Öğretmenler odasına varınca bana döndü. "Artık sen de okulumuzun bir öğrencisisin. Normalde dönem başladıktan sonra kolay kolay kayıt almayız ama annen yakın arkadaşımdır. Bir sıkıntın olduğunda bana gelebilirsin. İlk dersiniz Kore dili, hocan Park Jin-young. Seni ona emanet ediyorum, sınıfa birlikte gidersiniz."

Sonunda sınıfın kapısına gelmiştik. Diğer sınıfların aksine burada uğultu vardı.
Hoca kapıyı açar açmaz herkes yerine oturdu.

"Sabah sabah bu ne enerji? Sadece 5 dakika geciktim çocuklar..." dedi. Sınıf Başkanı Jisung birden ayağa kalktı ve bağırmaya başladı. "HOCAM NEDEN GECİKTİNİZ?!?!?"

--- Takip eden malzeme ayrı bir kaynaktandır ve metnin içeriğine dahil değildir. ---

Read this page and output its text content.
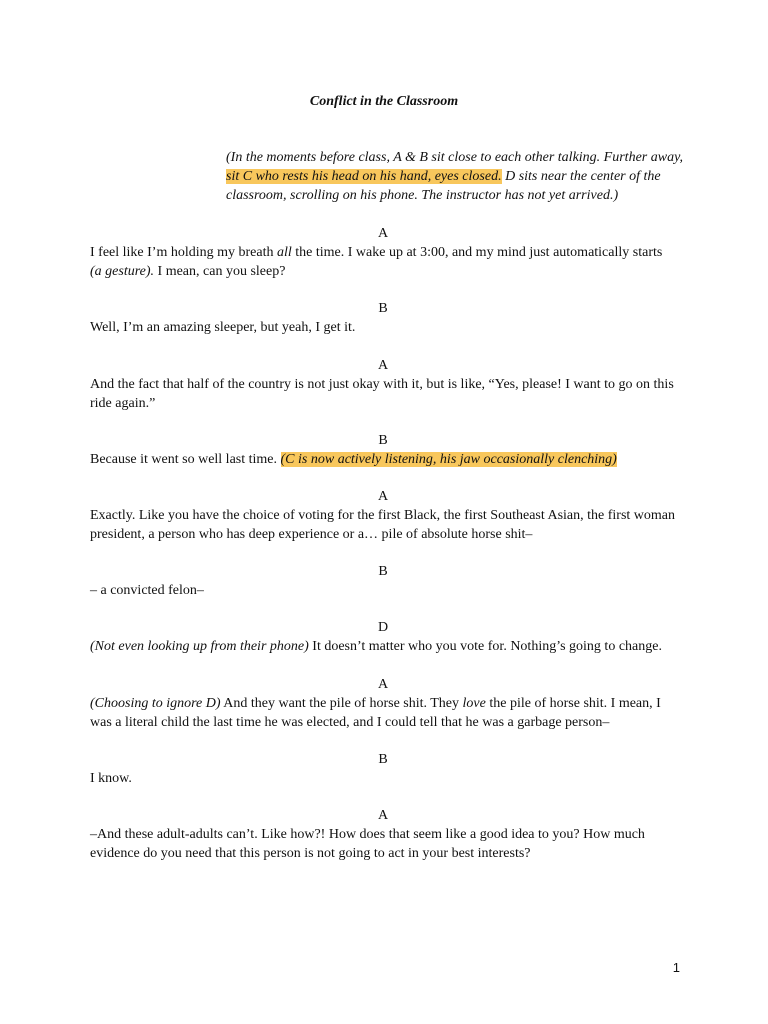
Conflict in the Classroom
(In the moments before class, A & B sit close to each other talking. Further away, sit C who rests his head on his hand, eyes closed. D sits near the center of the classroom, scrolling on his phone. The instructor has not yet arrived.)
A
I feel like I’m holding my breath all the time. I wake up at 3:00, and my mind just automatically starts (a gesture). I mean, can you sleep?
B
Well, I’m an amazing sleeper, but yeah, I get it.
A
And the fact that half of the country is not just okay with it, but is like, “Yes, please! I want to go on this ride again.”
B
Because it went so well last time. (C is now actively listening, his jaw occasionally clenching)
A
Exactly. Like you have the choice of voting for the first Black, the first Southeast Asian, the first woman president, a person who has deep experience or a… pile of absolute horse shit–
B
– a convicted felon–
D
(Not even looking up from their phone) It doesn’t matter who you vote for. Nothing’s going to change.
A
(Choosing to ignore D) And they want the pile of horse shit. They love the pile of horse shit. I mean, I was a literal child the last time he was elected, and I could tell that he was a garbage person–
B
I know.
A
–And these adult-adults can’t. Like how?! How does that seem like a good idea to you? How much evidence do you need that this person is not going to act in your best interests?
1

"Sizi çok özlemiştimm~~" diye ekleyerek eliyle kalpler yolladı. Sınıf gülünce ben de kendimi tutamadım. Herkes gayet tatlı ve komik duruyordu.

Hoca bana döndü ve "Bugün aramıza yeni biri katıldı." dedi. "Kendini arkadaşlarına tanıtmak ister misin?"

"Merhaba. Ben Lee Yongbok. Bana direkt Felix diyebilirsiniz. Buraya bir hafta önce Avustralya'dan geldim. Korece konuşurken biraz zorlanıyorum ama umarım iyi anlaşırız. Birlikte güzel bir yıl geçirelim!"

Park Hoca omzumu okşayıp gülümsedi. "Gayet iyi Felix! Şimdi sana bir yer bulmalıyız."

Sınıf başkanı arkasındaki sırayı göstererek "Hocam burası boş." dedi. Hoca onaylayınca yerime geçtim. En arka sıra olması beni rahatlattı. Önde oturmayı sevmezdim çünkü herkes beni izliyormuş hissederdim.

Yanda cam kenarındaki çocuk sıraya yüzünü gömmüş uyuyordu. Saçları ensesini kapatacak kadar uzundu.

Öbür yanda ise biraz daha yapılı iki çocuk vardı. İkisi de gözlerini bana dikmişti. Gülümsemeyi denedim ama yüz ifadeleri değişmedi ve önlerine döndüler. Biraz ürkmüştüm...

Hoca derse geçmek üzereyken birden bizim tarafa seslendi: "Hyunjin yine mi uyuyor? Felix yanındakini uyandır."

Kolunu işaret parmağımla iki kez hafifçe dürttüm. Başı hareketlenince derin bir nefes alıp hocaya döndü. Gözlerini tam açamıyordu ama rahatsız olmuşa benziyordu.